The Spitzer Space Telescope has seen the eruption of vast quantities of dust surrounding a star called NGC 2547-ID8. Astronomers believe a collision of asteroids could have produced the alien dust cloud. This event may also herald the birth of a new world, researchers report.
The dust cloud was recorded by astronomers using the space telescope between August 2012 and January 2013. Ths is not the first time researchers have witnessed similar dust clouds around alien stars using Spitzer. This new finding, however, does mark the first time observations of a star have been made both before and after the creation of such a feature. The star lies 1,200 light years away from the Earth.
"We think two big asteroids crashed into each other, creating a huge cloud of grains the size of very fine sand, which are now smashing themselves into smithereens and slowly leaking away from the star," Huan Meng, a graduate student at the University of Arizona and lead author of a study announcing the discovery, said.
Rocky planets like Earth form when small particles of dust in these clouds begins to coalesce under the influence of gravity. Scientists believe this process takes around 100 million years for a planet te size of the Earth. This recent finding around NGC 2547-ID8 could provide astrophysicists with valuable data about how our own planet may have formed, 4.5 billion years ago.

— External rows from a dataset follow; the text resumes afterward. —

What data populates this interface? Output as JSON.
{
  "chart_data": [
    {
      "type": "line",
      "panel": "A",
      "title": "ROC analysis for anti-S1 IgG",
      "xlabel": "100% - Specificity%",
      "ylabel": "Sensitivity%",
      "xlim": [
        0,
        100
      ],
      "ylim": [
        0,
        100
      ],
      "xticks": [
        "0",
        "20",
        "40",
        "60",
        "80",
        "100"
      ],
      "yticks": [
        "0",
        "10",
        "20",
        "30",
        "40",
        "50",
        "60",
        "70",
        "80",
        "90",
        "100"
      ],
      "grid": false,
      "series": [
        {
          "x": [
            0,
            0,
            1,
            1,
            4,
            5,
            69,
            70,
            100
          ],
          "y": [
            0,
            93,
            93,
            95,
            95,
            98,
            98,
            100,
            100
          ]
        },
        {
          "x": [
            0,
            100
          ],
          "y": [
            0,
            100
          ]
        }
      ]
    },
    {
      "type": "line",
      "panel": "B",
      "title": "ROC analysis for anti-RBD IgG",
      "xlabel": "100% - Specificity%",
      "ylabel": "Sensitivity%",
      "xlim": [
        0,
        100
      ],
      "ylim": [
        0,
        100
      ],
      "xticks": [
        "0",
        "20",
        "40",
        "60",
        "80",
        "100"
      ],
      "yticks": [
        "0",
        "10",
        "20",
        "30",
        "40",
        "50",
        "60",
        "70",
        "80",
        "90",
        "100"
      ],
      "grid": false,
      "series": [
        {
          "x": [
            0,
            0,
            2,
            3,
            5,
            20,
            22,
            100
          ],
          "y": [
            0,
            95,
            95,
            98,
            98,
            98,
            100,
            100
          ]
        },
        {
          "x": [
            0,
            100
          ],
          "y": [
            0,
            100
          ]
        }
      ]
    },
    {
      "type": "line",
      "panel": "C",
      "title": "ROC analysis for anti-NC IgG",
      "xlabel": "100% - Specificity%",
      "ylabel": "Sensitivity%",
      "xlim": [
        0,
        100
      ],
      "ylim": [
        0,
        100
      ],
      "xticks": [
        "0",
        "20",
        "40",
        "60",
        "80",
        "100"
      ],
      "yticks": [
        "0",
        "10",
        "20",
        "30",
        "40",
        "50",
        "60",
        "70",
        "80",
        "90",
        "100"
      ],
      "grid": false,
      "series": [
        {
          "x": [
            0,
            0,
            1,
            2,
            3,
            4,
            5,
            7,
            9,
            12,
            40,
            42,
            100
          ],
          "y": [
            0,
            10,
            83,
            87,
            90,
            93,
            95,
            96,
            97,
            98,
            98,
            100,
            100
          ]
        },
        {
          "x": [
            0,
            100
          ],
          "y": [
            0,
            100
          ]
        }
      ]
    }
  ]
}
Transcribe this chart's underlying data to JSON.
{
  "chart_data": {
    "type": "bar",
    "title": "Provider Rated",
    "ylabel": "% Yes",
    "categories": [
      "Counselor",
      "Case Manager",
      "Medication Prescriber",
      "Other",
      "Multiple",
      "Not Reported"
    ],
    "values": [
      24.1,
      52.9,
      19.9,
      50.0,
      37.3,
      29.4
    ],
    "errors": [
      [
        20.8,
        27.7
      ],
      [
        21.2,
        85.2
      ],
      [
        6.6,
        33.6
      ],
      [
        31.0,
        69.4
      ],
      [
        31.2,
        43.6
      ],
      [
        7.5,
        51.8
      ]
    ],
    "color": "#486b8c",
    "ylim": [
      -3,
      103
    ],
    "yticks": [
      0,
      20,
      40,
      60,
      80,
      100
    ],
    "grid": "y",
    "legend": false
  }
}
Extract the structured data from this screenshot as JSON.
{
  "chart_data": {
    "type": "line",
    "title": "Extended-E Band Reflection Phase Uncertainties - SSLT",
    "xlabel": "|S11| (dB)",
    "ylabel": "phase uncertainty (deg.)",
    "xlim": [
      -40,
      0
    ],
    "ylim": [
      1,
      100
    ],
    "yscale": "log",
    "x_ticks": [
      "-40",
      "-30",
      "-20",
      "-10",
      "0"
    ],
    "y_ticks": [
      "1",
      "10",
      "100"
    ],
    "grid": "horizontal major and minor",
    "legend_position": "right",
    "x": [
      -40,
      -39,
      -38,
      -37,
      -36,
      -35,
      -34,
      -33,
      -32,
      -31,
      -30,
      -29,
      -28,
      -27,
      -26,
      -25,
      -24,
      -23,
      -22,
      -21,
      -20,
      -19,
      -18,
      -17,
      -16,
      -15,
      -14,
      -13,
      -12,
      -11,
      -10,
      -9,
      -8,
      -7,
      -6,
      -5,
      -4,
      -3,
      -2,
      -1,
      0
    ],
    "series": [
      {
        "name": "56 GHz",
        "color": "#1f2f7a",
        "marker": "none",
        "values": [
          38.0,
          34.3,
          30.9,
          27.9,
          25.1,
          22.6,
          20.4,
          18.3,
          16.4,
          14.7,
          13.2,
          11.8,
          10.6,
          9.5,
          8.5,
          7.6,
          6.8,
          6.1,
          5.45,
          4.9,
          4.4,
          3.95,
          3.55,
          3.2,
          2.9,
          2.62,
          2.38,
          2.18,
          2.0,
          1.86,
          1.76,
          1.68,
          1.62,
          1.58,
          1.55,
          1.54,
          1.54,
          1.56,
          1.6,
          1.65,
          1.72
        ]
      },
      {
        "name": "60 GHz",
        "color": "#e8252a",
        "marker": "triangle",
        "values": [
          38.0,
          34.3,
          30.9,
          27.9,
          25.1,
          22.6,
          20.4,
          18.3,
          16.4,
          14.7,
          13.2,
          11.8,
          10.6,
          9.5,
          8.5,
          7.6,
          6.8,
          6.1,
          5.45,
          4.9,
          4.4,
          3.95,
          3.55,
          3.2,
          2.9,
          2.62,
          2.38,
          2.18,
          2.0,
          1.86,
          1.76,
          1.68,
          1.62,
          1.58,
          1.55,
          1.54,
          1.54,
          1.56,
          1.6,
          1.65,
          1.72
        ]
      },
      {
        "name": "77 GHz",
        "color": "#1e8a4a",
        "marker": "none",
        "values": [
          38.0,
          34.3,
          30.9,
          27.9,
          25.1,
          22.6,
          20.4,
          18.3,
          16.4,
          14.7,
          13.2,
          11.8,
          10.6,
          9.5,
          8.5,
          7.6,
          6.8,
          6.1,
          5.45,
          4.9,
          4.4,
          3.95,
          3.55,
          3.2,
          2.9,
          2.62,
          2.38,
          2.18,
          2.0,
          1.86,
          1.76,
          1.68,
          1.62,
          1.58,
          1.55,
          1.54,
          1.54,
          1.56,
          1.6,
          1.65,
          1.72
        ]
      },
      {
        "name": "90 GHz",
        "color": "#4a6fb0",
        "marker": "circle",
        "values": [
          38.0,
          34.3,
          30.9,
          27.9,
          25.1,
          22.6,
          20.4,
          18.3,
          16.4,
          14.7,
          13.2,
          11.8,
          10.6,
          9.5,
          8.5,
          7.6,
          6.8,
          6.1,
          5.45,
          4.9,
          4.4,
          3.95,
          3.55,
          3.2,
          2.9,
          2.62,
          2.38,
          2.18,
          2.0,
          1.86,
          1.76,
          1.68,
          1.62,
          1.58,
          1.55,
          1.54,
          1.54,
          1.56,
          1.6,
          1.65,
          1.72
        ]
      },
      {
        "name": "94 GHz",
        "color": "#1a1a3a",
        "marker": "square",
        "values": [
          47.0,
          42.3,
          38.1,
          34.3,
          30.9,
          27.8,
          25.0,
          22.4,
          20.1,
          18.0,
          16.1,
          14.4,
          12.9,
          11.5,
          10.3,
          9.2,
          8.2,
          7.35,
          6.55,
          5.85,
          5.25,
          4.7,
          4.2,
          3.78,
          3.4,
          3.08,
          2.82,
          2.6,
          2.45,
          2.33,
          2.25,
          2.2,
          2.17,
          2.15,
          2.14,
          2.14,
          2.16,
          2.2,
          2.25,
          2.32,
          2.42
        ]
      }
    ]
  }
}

Astronomers conducted a survey of the young star using infrared telescopes aboard Spitzer. For five months, observations had to be postponed, as Earth moved around its orbit to a point where the Sun made study of the star impossible. When observations resumed, astronomers were surprised to find the dust cloud was much denser than before.
"We are watching rocky planet formation happen right in front of us. This is a unique chance to study this process in near real-time," George Rieke of the University of Arizona, said.
The dust cloud surrounding NGC 2547-ID8 is elongated, and the amount of infrared light varies, depending on the orientation of the cloud with our home world. Study of these energy oscillations assisted astronomers in their investigation of the cloud.
Earlier observations of the 35-million-year-old star showed smaller variations in the density of dust, suggesting asteroid collisions may be underway. The Moon may have been created billins of years ago, when a rocky body as large as Mars collided with the early Earth.
Investigation of the dust cloud surrounding NGC 2547-ID8 was detailed in the journal Science.